Chlamydias are gram-negative bacteria, obligate intracellular parasites of eukariotic cells. Chlamydias show an extracellular infective and metabolically practically inert form, called elemental body (EB), and intracellular replicative forms called reticular bodies (RB).
The reticular bodies, after multiplication by binary fission, are transformed into elemental bodies which come out of the host cell and infect new cells.
The masses or mini-colonies of reticular and elemtal bodies inside an infected cell constitute the characteristic "inclusions" visible at the optical microscope.
Chlamydia trachomatis (C. trachomatis or CT), a bacterial species pathogenic to man, is the etiological agent of venereal lymphogranuloma (VLG), of various inflammatory patologies of the genital male and female apparatus and of trachoma, a chronic disease which affects 500 million people and can lead to blindness.
In the technical literature ca. 15 CT serotypes pathogenic to man were described and divided in two groups which differ both as to virulence and tissular tropism.
Twelve serotypes of the trachoma group (biovar) are identified as A to K and infect, in general, epithelial tissues, such as the ocular (trachoma) and uro-genital (cervicitis and urethritis) mucous membranes, and show a low virulence.

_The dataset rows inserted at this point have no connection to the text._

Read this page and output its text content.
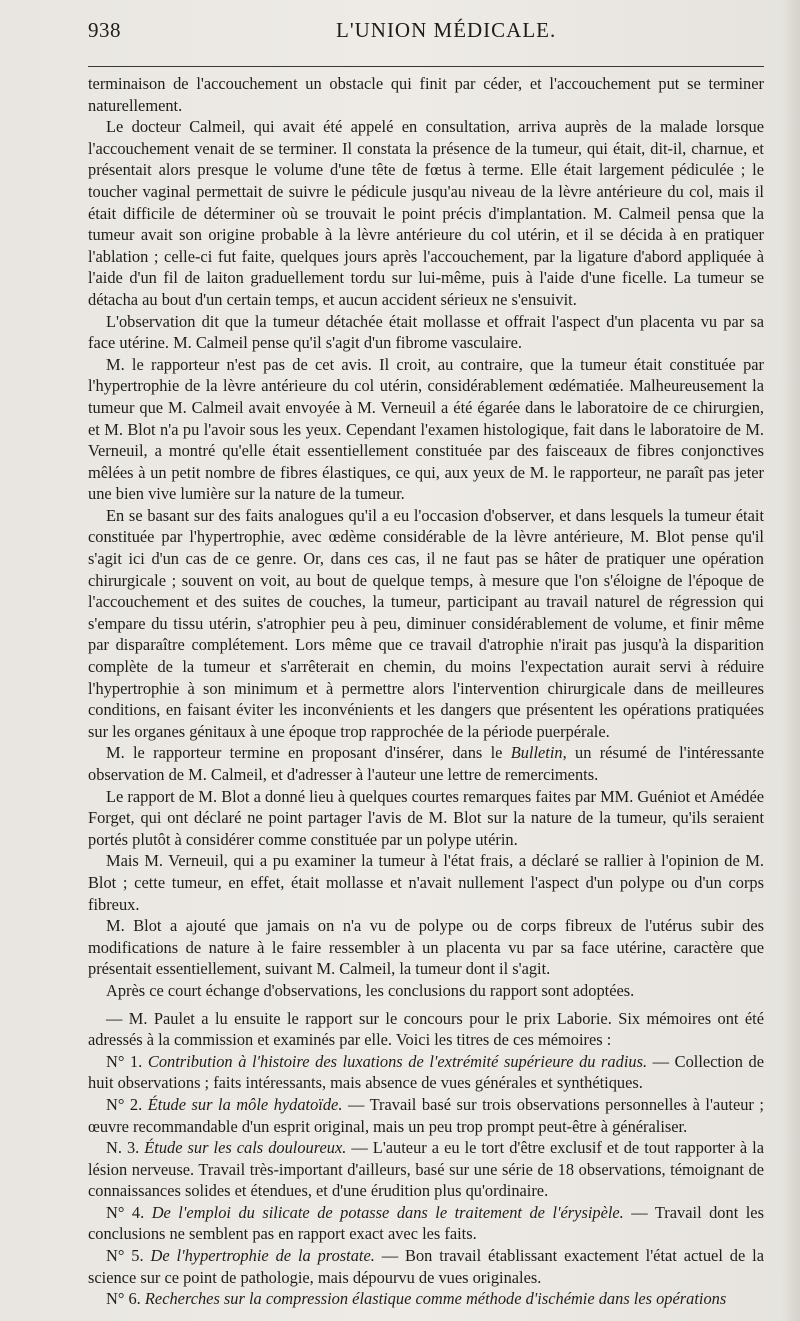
938	L'UNION MÉDICALE.

terminaison de l'accouchement un obstacle qui finit par céder, et l'accouchement put se terminer naturellement.

Le docteur Calmeil, qui avait été appelé en consultation, arriva auprès de la malade lorsque l'accouchement venait de se terminer. Il constata la présence de la tumeur, qui était, dit-il, charnue, et présentait alors presque le volume d'une tête de fœtus à terme. Elle était largement pédiculée ; le toucher vaginal permettait de suivre le pédicule jusqu'au niveau de la lèvre antérieure du col, mais il était difficile de déterminer où se trouvait le point précis d'implantation. M. Calmeil pensa que la tumeur avait son origine probable à la lèvre antérieure du col utérin, et il se décida à en pratiquer l'ablation ; celle-ci fut faite, quelques jours après l'accouchement, par la ligature d'abord appliquée à l'aide d'un fil de laiton graduellement tordu sur lui-même, puis à l'aide d'une ficelle. La tumeur se détacha au bout d'un certain temps, et aucun accident sérieux ne s'ensuivit.

L'observation dit que la tumeur détachée était mollasse et offrait l'aspect d'un placenta vu par sa face utérine. M. Calmeil pense qu'il s'agit d'un fibrome vasculaire.

M. le rapporteur n'est pas de cet avis. Il croit, au contraire, que la tumeur était constituée par l'hypertrophie de la lèvre antérieure du col utérin, considérablement œdématiée. Malheureusement la tumeur que M. Calmeil avait envoyée à M. Verneuil a été égarée dans le laboratoire de ce chirurgien, et M. Blot n'a pu l'avoir sous les yeux. Cependant l'examen histologique, fait dans le laboratoire de M. Verneuil, a montré qu'elle était essentiellement constituée par des faisceaux de fibres conjonctives mêlées à un petit nombre de fibres élastiques, ce qui, aux yeux de M. le rapporteur, ne paraît pas jeter une bien vive lumière sur la nature de la tumeur.

En se basant sur des faits analogues qu'il a eu l'occasion d'observer, et dans lesquels la tumeur était constituée par l'hypertrophie, avec œdème considérable de la lèvre antérieure, M. Blot pense qu'il s'agit ici d'un cas de ce genre. Or, dans ces cas, il ne faut pas se hâter de pratiquer une opération chirurgicale ; souvent on voit, au bout de quelque temps, à mesure que l'on s'éloigne de l'époque de l'accouchement et des suites de couches, la tumeur, participant au travail naturel de régression qui s'empare du tissu utérin, s'atrophier peu à peu, diminuer considérablement de volume, et finir même par disparaître complétement. Lors même que ce travail d'atrophie n'irait pas jusqu'à la disparition complète de la tumeur et s'arrêterait en chemin, du moins l'expectation aurait servi à réduire l'hypertrophie à son minimum et à permettre alors l'intervention chirurgicale dans de meilleures conditions, en faisant éviter les inconvénients et les dangers que présentent les opérations pratiquées sur les organes génitaux à une époque trop rapprochée de la période puerpérale.

M. le rapporteur termine en proposant d'insérer, dans le Bulletin, un résumé de l'intéressante observation de M. Calmeil, et d'adresser à l'auteur une lettre de remerciments.

Le rapport de M. Blot a donné lieu à quelques courtes remarques faites par MM. Guéniot et Amédée Forget, qui ont déclaré ne point partager l'avis de M. Blot sur la nature de la tumeur, qu'ils seraient portés plutôt à considérer comme constituée par un polype utérin.

Mais M. Verneuil, qui a pu examiner la tumeur à l'état frais, a déclaré se rallier à l'opinion de M. Blot ; cette tumeur, en effet, était mollasse et n'avait nullement l'aspect d'un polype ou d'un corps fibreux.

M. Blot a ajouté que jamais on n'a vu de polype ou de corps fibreux de l'utérus subir des modifications de nature à le faire ressembler à un placenta vu par sa face utérine, caractère que présentait essentiellement, suivant M. Calmeil, la tumeur dont il s'agit.

Après ce court échange d'observations, les conclusions du rapport sont adoptées.

— M. Paulet a lu ensuite le rapport sur le concours pour le prix Laborie. Six mémoires ont été adressés à la commission et examinés par elle. Voici les titres de ces mémoires :

N° 1. Contribution à l'histoire des luxations de l'extrémité supérieure du radius. — Collection de huit observations ; faits intéressants, mais absence de vues générales et synthétiques.

N° 2. Étude sur la môle hydatoïde. — Travail basé sur trois observations personnelles à l'auteur ; œuvre recommandable d'un esprit original, mais un peu trop prompt peut-être à généraliser.

N. 3. Étude sur les cals douloureux. — L'auteur a eu le tort d'être exclusif et de tout rapporter à la lésion nerveuse. Travail très-important d'ailleurs, basé sur une série de 18 observations, témoignant de connaissances solides et étendues, et d'une érudition plus qu'ordinaire.

N° 4. De l'emploi du silicate de potasse dans le traitement de l'érysipèle. — Travail dont les conclusions ne semblent pas en rapport exact avec les faits.

N° 5. De l'hypertrophie de la prostate. — Bon travail établissant exactement l'état actuel de la science sur ce point de pathologie, mais dépourvu de vues originales.

N° 6. Recherches sur la compression élastique comme méthode d'ischémie dans les opérations
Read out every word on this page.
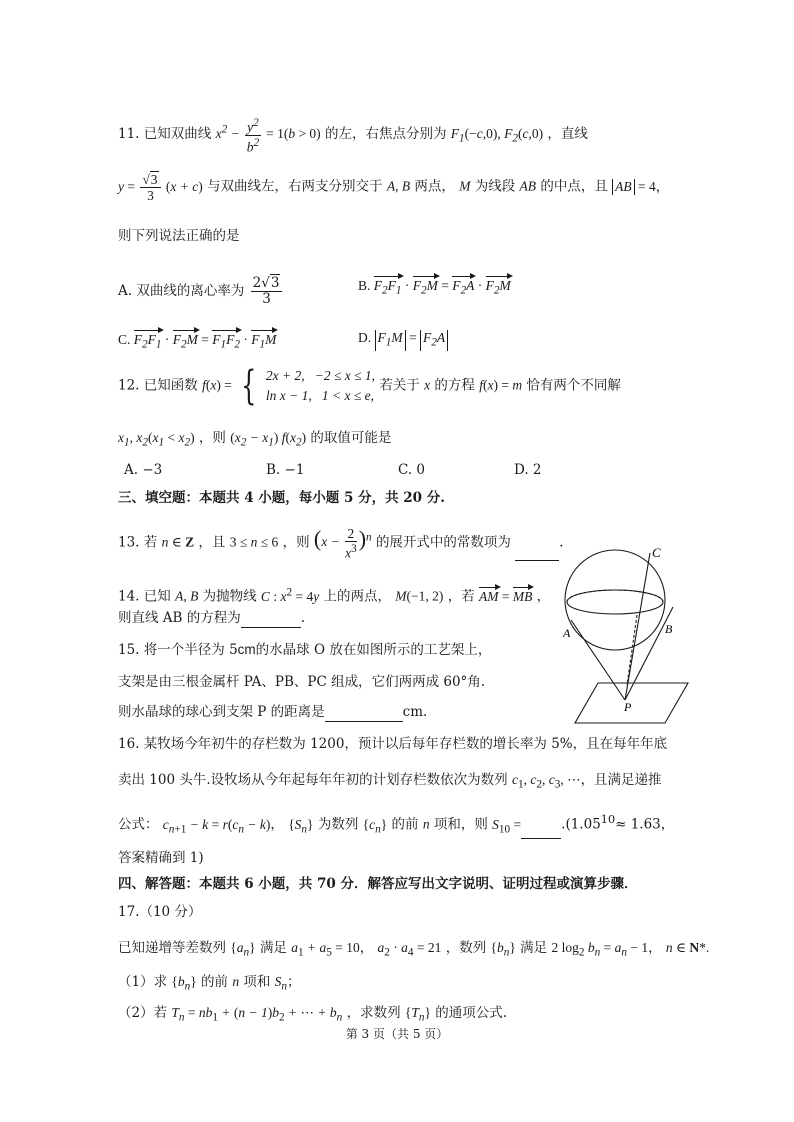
11. 已知双曲线 $x^2 - \frac{y^2}{b^2} = 1(b > 0)$ 的左，右焦点分别为 $F_1(-c,0)$, $F_2(c,0)$ ，直线
$y = \frac{√3}{3} (x + c)$ 与双曲线左，右两支分别交于 A, B 两点， M 为线段 AB 的中点，且 AB = 4，
则下列说法正确的是
A. 双曲线的离心率为 $\frac{2√3}{3}$	B. $F_2F_1 \cdot F_2M = F_2A \cdot F_2M$
C. $F_2F_1 \cdot F_2M = F_1F_2 \cdot F_1M$	D. $F_1M = F_2A$
12. 已知函数 f(x) = { 2x + 2, −2 ≤ x ≤ 1,
ln x − 1, 1 < x ≤ e,
若关于 x 的方程 f(x) = m 恰有两个不同解
$x_1$, $x_2(x_1 < x_2)$ ，则 $(x_2 - x_1)$ $f(x_2)$ 的取值可能是
A. −3	B. −1	C. 0	D. 2
三、填空题：本题共 4 小题，每小题 5 分，共 20 分.
13. 若 n ∈ Z ，且 3 ≤ n ≤ 6 ，则 $(x - \frac{2}{x^3} )^n$ 的展开式中的常数项为	.
14. 已知 A, B 为抛物线 C : $x^2 = 4y$ 上的两点， M(−1, 2) ，若 AM = MB ，
则直线 AB 的方程为	.
15. 将一个半径为 5cm的水晶球 O 放在如图所示的工艺架上，
支架是由三根金属杆 PA、PB、PC 组成，它们两两成 60°角.
则水晶球的球心到支架 P 的距离是	cm.
C
A	B
P
16. 某牧场今年初牛的存栏数为 1200，预计以后每年存栏数的增长率为 5%，且在每年年底
卖出 100 头牛.设牧场从今年起每年年初的计划存栏数依次为数列 $c_1$, $c_2$, $c_3$, ⋯，且满足递推
公式： $c_{n+1} - k = r(c_n - k)$， $\{S_n\}$ 为数列 $\{c_n\}$ 的前 n 项和，则 $S_{10}$ =	$.(1.05^{10}\approx 1.63$，
答案精确到 1)
四、解答题：本题共 6 小题，共 70 分．解答应写出文字说明、证明过程或演算步骤．
17.（10 分）
已知递增等差数列 $\{a_n\}$ 满足 $a_1 + a_5 = 10$， $a_2 \cdot a_4 = 21$ ，数列 $\{b_n\}$ 满足 2 $\log_2 b_n = a_n - 1$， n ∈ N*.
（1）求 $\{b_n\}$ 的前 n 项和 $S_n$；
（2）若 $T_n = nb_1 + (n - 1)b_2$ + ⋯ + $b_n$ ，求数列 $\{T_n\}$ 的通项公式.
第 3 页（共 5 页）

The venereal lymphogranuloma (VLG) serotypes (L.sub.1, L.sub.2 and L.sub.3) cause instead an infection of the reticulo-endothelial tissue, mainly of the inguinal and femoral lymphonodi, and are highly invasive.
Urethritis and cervicitis induced by CT (A to K serotypes) when not precociously diagnosed and treated by adequate therapy, may led to a variety of chronic inflammations, such as, e.g., vaginitis, salpingities and pelvic inflammation which may resolve in sterility and extrauterine pregnancy.
Furthermore the new born from infected mothers may contract pulmonary and/or ocular infections during delivery.
For said reason it is necessary to possess adequate diagnostic methods for determining CT and formulating effective vaccines against said bacterium.
As known, factors which determine the bacterial virulence are often encoded by genes present on plasmids.
In the literature, the presence is reported, in all 15 serotypes and in the clinical isolates examined up to now, of a plasmid of ca. 7.5 Kb referred to in the present invention as pCT followed by the denomination of the bacterial serotype concerned. For example: pCTD for the plasmid isolated from serotype D, etc.
Up to now, however, no specific function or products encoded by it were associated with said plasmid.